On dit qu'au fond d'une urne habite l'espérance…



Lanie frappa à la porte du loft de Richard Castle, même si elle ne s'attendait pas à une réponse, elle savait qu'elle devait essayer. Soudain la porte s'ouvrit la faisant sursauter.

Lanie : Madame Rodgers ?

Martha : Je viens vérifier trois fois par semaine que mon fils n'est pas… Et vous docteur Parish ?

Lanie : C'est au sujet de Kate… Vous croyez que…

Martha : Essayez.

Le docteur Parish regarda dans l'appartement, tout était sombre, en désordre, comme si plus personne ne prenait soin des lieux. Martha Rodgers avait baissé les bras depuis longtemps et avait quitté la demeure familiale, ne supportant plus le chagrin de son fils et son autodestruction.

Lanie : Vous tenez le choc ?

Martha : Et Kate ?

Lanie fit non de la tête avant d'entrer dans l'appartement.

Martha : Il est dans son bureau. Autant de vies brisées pour un simple braquage…

Le souvenir dévasta de nouveau le cœur des deux femmes, six mois auparavant, Kate était venue voir Lanie, nerveuse, incapable de prendre une décision. Castle lui avait proposé quelques heures avant, une sortie « en famille » avec Alexis, et la jeune policière n'avait pas su lui répondre, comme à son habitude, l'écrivain lui avait laissé le temps de la réflexion. Ils avaient beau se fréquenter que depuis quelques semaines à peine, Richard Castle la connaissait par cœur pour l'avoir observé des heures durant. Le soir venu, le couple et Alexis avaient passé la soirée au théâtre après avoir dîné au restaurant. Mais à la sortie de la pièce, les choses s'étaient mal passées, un groupe de jeunes délinquants plutôt violents les avaient attaqués. Kate avait tout fait pour défendre au mieux les gens qu'elle aimait, mais un coup de feu était parti, et pendant qu'un des hommes brisait un bras et les deux jambes de Kate, le corps de la petite rousse s'était effondré sur le sol.
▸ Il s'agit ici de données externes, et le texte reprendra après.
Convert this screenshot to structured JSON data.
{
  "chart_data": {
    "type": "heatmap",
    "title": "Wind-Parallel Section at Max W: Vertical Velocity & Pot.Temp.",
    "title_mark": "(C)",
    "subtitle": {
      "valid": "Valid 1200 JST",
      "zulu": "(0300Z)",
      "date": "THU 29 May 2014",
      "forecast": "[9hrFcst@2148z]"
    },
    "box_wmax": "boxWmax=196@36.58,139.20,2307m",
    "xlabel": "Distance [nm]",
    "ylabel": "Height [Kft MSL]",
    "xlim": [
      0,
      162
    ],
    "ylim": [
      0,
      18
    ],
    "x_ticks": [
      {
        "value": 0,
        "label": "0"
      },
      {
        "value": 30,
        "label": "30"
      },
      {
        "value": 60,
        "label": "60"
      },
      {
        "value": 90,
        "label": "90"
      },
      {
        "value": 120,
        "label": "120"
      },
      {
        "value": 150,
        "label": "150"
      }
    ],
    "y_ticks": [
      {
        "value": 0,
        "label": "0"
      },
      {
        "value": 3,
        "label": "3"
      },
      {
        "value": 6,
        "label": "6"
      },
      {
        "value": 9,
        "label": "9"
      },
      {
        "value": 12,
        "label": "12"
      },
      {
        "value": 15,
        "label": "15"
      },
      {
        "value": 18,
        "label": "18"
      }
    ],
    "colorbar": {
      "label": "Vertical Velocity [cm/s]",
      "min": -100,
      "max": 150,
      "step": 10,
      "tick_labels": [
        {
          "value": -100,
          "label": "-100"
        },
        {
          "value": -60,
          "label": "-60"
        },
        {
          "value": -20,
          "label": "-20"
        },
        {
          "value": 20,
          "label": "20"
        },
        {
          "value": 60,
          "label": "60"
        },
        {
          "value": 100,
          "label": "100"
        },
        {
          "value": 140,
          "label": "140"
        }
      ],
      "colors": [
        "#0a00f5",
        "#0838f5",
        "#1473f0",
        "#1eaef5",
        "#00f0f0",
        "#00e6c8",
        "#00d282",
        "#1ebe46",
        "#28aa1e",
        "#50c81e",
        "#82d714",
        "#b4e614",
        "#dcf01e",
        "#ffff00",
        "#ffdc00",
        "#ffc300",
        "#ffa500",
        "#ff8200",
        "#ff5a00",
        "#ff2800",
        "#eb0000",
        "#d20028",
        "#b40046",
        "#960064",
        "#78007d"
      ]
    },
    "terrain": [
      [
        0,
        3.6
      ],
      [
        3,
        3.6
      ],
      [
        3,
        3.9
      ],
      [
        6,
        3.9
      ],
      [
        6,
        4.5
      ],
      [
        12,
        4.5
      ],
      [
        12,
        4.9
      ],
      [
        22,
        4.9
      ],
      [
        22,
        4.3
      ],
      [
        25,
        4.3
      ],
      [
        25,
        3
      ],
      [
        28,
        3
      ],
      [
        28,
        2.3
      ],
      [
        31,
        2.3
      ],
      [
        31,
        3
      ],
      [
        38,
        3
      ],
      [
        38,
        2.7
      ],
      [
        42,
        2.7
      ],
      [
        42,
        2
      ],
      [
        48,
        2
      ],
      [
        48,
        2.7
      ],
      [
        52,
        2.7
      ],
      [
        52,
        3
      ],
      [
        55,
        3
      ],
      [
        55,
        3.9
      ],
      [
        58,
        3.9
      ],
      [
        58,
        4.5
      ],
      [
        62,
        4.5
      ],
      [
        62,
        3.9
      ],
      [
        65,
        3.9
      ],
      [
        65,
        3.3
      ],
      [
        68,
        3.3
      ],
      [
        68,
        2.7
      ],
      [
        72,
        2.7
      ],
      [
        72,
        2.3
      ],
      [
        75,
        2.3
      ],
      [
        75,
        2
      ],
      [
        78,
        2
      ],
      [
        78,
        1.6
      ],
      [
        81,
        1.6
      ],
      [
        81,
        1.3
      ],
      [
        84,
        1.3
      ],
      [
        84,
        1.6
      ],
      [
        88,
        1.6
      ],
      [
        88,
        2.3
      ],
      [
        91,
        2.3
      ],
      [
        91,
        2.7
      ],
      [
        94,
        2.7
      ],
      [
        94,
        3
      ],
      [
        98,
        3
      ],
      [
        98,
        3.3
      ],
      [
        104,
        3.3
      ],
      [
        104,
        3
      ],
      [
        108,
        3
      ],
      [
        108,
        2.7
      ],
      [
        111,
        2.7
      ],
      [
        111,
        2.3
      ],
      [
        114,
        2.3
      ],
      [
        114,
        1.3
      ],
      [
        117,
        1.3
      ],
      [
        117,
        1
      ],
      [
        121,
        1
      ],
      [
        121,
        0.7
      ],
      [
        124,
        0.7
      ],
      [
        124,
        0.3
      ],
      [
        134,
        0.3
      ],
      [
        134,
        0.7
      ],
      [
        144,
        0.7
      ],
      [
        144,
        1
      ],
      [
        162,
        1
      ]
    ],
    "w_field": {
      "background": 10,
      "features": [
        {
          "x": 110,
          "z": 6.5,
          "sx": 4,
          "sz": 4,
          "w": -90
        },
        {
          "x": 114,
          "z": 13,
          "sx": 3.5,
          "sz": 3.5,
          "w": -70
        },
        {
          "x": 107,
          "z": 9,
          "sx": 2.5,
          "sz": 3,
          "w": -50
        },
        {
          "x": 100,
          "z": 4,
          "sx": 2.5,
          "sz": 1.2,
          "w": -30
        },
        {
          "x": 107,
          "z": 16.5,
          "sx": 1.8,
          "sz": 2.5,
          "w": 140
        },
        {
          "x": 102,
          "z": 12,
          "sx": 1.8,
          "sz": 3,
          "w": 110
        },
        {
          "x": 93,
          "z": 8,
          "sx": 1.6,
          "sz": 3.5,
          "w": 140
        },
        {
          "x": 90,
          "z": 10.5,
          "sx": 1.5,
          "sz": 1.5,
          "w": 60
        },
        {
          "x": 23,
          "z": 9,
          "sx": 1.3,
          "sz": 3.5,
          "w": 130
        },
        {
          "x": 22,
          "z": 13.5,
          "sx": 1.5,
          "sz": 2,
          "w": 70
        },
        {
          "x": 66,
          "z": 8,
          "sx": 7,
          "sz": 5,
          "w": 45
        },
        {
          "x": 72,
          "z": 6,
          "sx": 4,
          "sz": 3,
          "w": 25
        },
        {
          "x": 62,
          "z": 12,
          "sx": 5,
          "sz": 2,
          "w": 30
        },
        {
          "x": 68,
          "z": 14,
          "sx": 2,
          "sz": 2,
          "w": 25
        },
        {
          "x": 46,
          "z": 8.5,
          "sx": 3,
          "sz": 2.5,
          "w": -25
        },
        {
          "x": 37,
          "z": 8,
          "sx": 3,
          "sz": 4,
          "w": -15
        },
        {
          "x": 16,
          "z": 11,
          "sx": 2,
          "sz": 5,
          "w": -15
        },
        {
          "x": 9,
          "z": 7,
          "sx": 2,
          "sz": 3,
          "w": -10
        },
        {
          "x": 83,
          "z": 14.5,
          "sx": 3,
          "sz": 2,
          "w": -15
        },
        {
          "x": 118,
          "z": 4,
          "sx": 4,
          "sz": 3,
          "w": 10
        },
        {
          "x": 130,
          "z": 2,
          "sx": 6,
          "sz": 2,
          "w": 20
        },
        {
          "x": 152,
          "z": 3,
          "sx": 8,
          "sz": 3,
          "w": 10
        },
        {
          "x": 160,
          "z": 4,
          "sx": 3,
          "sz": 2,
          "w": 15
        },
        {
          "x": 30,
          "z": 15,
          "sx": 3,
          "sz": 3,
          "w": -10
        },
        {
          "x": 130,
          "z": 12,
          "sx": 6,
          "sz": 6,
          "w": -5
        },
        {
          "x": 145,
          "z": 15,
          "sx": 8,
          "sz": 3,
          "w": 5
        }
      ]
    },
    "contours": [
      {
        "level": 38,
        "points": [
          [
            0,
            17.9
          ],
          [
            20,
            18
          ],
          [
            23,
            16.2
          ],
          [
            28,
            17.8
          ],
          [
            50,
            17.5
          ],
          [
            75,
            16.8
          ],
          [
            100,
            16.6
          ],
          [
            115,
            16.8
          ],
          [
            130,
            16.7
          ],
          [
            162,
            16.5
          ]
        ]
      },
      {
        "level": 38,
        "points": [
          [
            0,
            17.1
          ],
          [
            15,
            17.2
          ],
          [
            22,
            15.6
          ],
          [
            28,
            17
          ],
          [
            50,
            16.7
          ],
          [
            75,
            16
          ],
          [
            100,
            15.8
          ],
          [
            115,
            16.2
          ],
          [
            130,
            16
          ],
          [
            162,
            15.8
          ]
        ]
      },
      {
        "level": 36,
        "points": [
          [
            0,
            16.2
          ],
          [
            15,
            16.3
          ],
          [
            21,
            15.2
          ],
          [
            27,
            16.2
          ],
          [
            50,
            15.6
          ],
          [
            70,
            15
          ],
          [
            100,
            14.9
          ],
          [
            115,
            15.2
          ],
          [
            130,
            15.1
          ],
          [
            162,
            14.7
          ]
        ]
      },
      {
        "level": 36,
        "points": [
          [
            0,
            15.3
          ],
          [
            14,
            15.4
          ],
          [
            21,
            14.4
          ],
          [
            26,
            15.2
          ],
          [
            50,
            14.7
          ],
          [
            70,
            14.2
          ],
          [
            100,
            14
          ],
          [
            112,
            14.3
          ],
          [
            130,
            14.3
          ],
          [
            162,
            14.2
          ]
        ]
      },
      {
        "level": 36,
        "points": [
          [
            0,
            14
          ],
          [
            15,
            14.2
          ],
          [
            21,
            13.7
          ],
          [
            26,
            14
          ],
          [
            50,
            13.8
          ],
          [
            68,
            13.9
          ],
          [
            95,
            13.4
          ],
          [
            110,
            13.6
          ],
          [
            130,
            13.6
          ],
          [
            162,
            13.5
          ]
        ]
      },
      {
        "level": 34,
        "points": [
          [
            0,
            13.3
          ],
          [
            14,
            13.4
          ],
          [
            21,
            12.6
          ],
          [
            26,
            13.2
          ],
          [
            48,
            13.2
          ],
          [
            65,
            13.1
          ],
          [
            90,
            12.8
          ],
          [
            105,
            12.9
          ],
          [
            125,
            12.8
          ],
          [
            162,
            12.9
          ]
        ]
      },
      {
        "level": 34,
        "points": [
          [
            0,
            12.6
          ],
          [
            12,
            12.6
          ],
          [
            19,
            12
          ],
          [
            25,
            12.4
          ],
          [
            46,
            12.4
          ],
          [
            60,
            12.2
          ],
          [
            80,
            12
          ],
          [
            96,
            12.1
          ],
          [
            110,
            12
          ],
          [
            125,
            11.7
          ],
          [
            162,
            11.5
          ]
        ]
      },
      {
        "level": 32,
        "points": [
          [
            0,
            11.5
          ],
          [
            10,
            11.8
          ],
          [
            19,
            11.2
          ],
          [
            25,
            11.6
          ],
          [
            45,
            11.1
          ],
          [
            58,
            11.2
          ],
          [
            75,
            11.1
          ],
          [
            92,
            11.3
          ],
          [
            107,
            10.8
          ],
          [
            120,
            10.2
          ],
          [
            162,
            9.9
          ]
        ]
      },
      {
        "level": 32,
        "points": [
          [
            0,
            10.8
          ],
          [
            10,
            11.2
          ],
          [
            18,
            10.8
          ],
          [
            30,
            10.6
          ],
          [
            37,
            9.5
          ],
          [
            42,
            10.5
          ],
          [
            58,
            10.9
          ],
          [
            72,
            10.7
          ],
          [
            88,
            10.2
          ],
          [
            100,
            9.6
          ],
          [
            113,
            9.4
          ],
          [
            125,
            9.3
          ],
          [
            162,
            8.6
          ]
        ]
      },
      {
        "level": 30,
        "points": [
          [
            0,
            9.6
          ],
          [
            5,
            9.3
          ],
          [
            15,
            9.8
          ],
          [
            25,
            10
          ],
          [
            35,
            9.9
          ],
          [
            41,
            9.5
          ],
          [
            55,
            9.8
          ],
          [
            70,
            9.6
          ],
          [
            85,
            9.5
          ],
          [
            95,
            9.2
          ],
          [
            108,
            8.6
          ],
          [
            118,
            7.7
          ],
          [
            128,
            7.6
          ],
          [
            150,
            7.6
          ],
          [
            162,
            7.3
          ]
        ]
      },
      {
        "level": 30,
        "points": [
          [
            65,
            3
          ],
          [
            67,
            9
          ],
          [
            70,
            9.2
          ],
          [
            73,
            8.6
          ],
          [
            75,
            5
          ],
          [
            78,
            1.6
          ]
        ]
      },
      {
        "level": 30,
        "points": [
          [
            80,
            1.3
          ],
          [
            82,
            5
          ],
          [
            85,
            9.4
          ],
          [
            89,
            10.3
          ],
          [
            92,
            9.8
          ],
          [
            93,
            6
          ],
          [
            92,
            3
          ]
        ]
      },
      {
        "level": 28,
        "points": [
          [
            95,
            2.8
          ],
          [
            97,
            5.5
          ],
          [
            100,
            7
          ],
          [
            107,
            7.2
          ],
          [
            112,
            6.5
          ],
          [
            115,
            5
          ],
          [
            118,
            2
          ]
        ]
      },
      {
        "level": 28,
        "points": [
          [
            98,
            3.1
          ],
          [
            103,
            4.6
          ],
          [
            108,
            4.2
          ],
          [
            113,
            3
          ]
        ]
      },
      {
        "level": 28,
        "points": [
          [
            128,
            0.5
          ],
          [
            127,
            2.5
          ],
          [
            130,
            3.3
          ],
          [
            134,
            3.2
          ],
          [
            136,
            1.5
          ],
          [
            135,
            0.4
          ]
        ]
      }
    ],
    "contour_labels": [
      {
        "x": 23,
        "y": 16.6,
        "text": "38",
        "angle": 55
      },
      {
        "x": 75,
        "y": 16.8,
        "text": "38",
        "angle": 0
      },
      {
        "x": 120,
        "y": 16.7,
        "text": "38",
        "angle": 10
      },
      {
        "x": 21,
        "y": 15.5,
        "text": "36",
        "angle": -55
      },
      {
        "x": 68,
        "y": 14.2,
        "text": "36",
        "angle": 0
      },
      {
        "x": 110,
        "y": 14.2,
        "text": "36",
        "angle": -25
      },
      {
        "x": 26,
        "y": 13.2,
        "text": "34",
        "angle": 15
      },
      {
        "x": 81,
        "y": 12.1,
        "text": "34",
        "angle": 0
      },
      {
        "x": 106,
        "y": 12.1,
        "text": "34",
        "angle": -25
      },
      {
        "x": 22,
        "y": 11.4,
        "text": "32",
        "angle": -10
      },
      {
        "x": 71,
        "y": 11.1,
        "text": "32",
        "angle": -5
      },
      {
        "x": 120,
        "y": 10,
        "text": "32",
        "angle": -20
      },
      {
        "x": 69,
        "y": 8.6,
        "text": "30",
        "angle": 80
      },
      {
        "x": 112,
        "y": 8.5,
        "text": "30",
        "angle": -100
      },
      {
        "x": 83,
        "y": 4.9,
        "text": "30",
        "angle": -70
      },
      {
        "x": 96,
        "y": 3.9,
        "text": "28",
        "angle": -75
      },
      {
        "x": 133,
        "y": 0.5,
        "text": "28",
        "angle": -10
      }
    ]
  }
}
Retenu, par deux hommes, Castle s'était débattu, criant, hurlant comme un dément, sous le rire sadique des jeunes gens. La police arrivant, les hommes avaient pris la fuite, laissant un Castle tenir contre lui les corps des deux femmes de sa vie, pleurant, complètement anéanti face à ce cœur qui ne battait plus et l'autre qui battait faiblement. Après ça, Kate avait passé quatre mois à l'hôpital et encore aujourd'hui elle ne se déplaçait qu'avec une canne. Lanie, revenant à la réalité du moment, fut soudainement hésitante, mais elle marcha vers le bureau pendant que la mère de Castle quittait l'appartement.

Lanie : Richard…

Et elle le découvrit, assis dans la pénombre, les traits tirés et le regard vide, il avait pas mal maigrit et semblait maladif.

Lanie : Richard, est ce que Kate est venu ici ?

Castle : Qui ?

Lanie : Kate Beckett. Ta partenaire, ta compagne. Tu te souviens ?

Castle : Kate…

Il semblait sortir des limbes, cherchant à revenir à la réalité, à remettre son cerveau en marche.

Lanie : Kate a disparu depuis hier, elle a quitté mon appartement et n'est toujours pas revenue.

Castle : Elle reviendra. Rentre chez toi.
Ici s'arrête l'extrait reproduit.